Evaluate the function rule for the given value $f\left( x \right)=5x$ for $x=2$ .

Answer 1

For solving this problem, we should implement the concept of mapping and functions. We should understand the fact that the function maps from x to y and the mapping is “multiplication by $5$ “. Knowing this, we can write the rule for $x=2$ .

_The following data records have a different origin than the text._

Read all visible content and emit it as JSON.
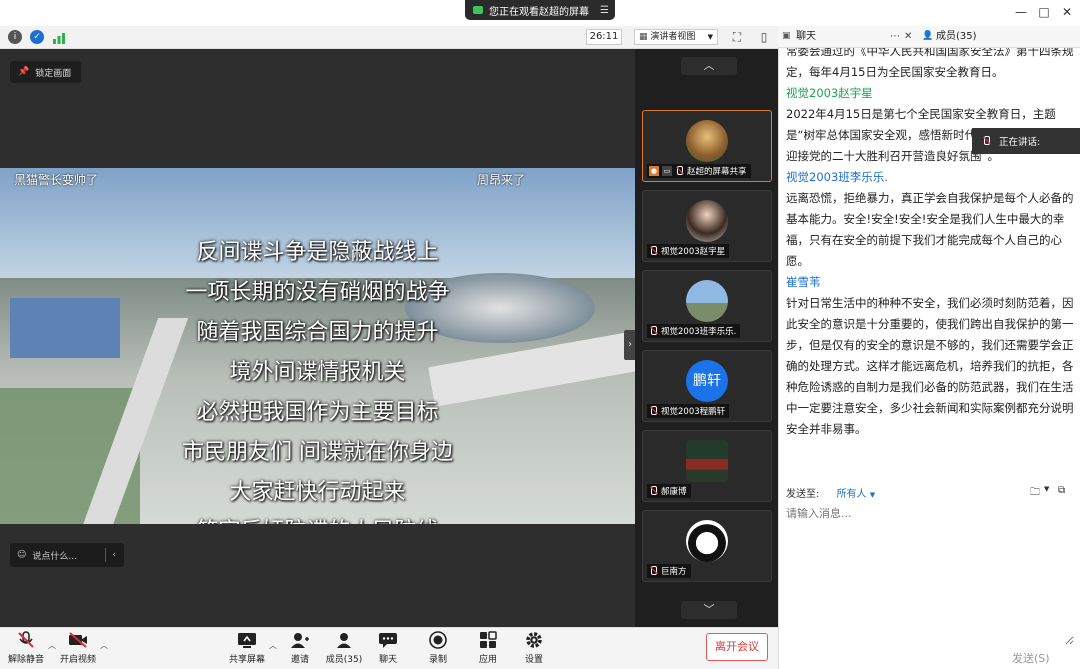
{
  "banner": {
    "text": "您正在观看赵超的屏幕",
    "menu_icon": "list-icon"
  },
  "toolbar": {
    "timer": "26:11",
    "view_mode": "演讲者视图"
  },
  "stage": {
    "pin_label": "锁定画面",
    "overlay_left": "黑猫警长变帅了",
    "overlay_right": "周昂来了",
    "captions": [
      "反间谍斗争是隐蔽战线上",
      "一项长期的没有硝烟的战争",
      "随着我国综合国力的提升",
      "境外间谍情报机关",
      "必然把我国作为主要目标",
      "市民朋友们 间谍就在你身边",
      "大家赶快行动起来",
      "筑牢反奸防谍的人民防线"
    ],
    "comment_placeholder": "说点什么..."
  },
  "participants": [
    {
      "label": "赵超的屏幕共享",
      "avatar": "dog-photo",
      "active": true
    },
    {
      "label": "视觉2003赵宇星",
      "avatar": "person-photo",
      "active": false
    },
    {
      "label": "视觉2003班李乐乐.",
      "avatar": "sky-photo",
      "active": false
    },
    {
      "label": "视觉2003程鹏轩",
      "avatar_text": "鹏轩",
      "active": false
    },
    {
      "label": "郝康博",
      "avatar": "landscape-photo",
      "active": false
    },
    {
      "label": "巨南方",
      "avatar": "cartoon-photo",
      "active": false
    }
  ],
  "chat": {
    "tab_chat": "聊天",
    "tab_members": "成员(35)",
    "speaking_label": "正在讲话:",
    "messages": [
      {
        "sender": "",
        "text": "常委会通过的《中华人民共和国国家安全法》第十四条规定，每年4月15日为全民国家安全教育日。"
      },
      {
        "sender": "视觉2003赵宇星",
        "color": "green",
        "text": "2022年4月15日是第七个全民国家安全教育日，主题是“树牢总体国家安全观，感悟新时代国家安全成就，喜迎接党的二十大胜利召开营造良好氛围”。"
      },
      {
        "sender": "视觉2003班李乐乐.",
        "color": "blue",
        "text": "远离恐慌，拒绝暴力，真正学会自我保护是每个人必备的基本能力。安全!安全!安全!安全是我们人生中最大的幸福，只有在安全的前提下我们才能完成每个人自己的心愿。"
      },
      {
        "sender": "崔雪苇",
        "color": "blue",
        "text": "针对日常生活中的种种不安全，我们必须时刻防范着，因此安全的意识是十分重要的，使我们跨出自我保护的第一步，但是仅有的安全的意识是不够的，我们还需要学会正确的处理方式。这样才能远离危机，培养我们的抗拒，各种危险诱惑的自制力是我们必备的防范武器，我们在生活中一定要注意安全，多少社会新闻和实际案例都充分说明安全并非易事。"
      }
    ],
    "send_to_label": "发送至:",
    "send_to_value": "所有人",
    "input_placeholder": "请输入消息...",
    "send_label": "发送(S)"
  },
  "controls": {
    "mute": "解除静音",
    "video": "开启视频",
    "share": "共享屏幕",
    "invite": "邀请",
    "members": "成员(35)",
    "chat": "聊天",
    "record": "录制",
    "apps": "应用",
    "settings": "设置",
    "leave": "离开会议"
  },
  "colors": {
    "accent_orange": "#e07a2b",
    "leave_red": "#d83a3a",
    "chat_green": "#19a354",
    "chat_blue": "#1b6fd4"
  }
}
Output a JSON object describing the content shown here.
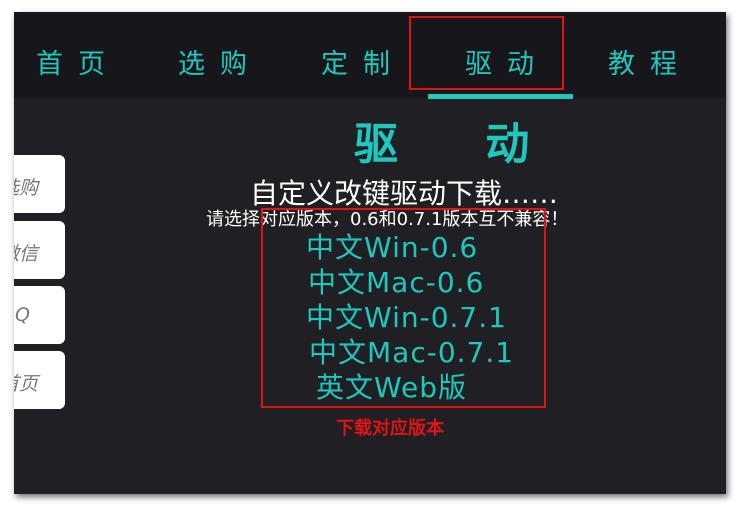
{
  "nav": {
    "items": [
      {
        "label": "首页"
      },
      {
        "label": "选购"
      },
      {
        "label": "定制"
      },
      {
        "label": "驱动"
      },
      {
        "label": "教程"
      }
    ],
    "active": "驱动"
  },
  "sidebar": {
    "tabs": [
      {
        "label": "选购"
      },
      {
        "label": "微信"
      },
      {
        "label": "QQ"
      },
      {
        "label": "首页"
      }
    ]
  },
  "main": {
    "title": "驱 动",
    "subtitle": "自定义改键驱动下载……",
    "note": "请选择对应版本，0.6和0.7.1版本互不兼容！",
    "downloads": [
      {
        "label": "中文Win-0.6"
      },
      {
        "label": "中文Mac-0.6"
      },
      {
        "label": "中文Win-0.7.1"
      },
      {
        "label": "中文Mac-0.7.1"
      },
      {
        "label": "英文Web版"
      }
    ]
  },
  "annotation": {
    "label": "下载对应版本",
    "color": "#e01414"
  },
  "colors": {
    "accent": "#1fc7bd",
    "background": "#1f1f24",
    "nav_background": "#17171b"
  }
}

Complete step by step answer:
Mapping is any prescribed way of assigning to each object in one set a particular object in another (or the same) set. Mapping applies to any set: a collection of objects, such as all whole numbers, all the points on a line, or all those inside a circle. For example, “multiply by three” defines a mapping of the set of all whole numbers onto the set of even numbers. In mathematics, the words mapping, map, and transformation tend to be used interchangeably. The set which is mapped is called the domain and the set onto which the mapping is done is called the range.
Now, we can call a mapping to be a function only if each element of the domain has only one image in the range and that must be unique. In this problem, we are given that the function is $y=f\left( x \right)=5x$ . It is read as “f is a function which maps from x to y”. The mapping is “multiplication by $5$ “. So, for the value of $x=2$ , we can write the function rule as,
$f\left( 2 \right)=5\left( 2 \right)=5\times 2=10$
Thus, we can conclude that the function rule for the given value $f\left( x \right)=5x$ for $x=2$ is $f\left( 2 \right)=5\left( 2 \right)=5\times 2=10$ .

Note: For these problems, we must know the basics of relations, mappings and functions. We always tend to ignore these topics in our syllabus, but they form the foundation of modern day mathematics.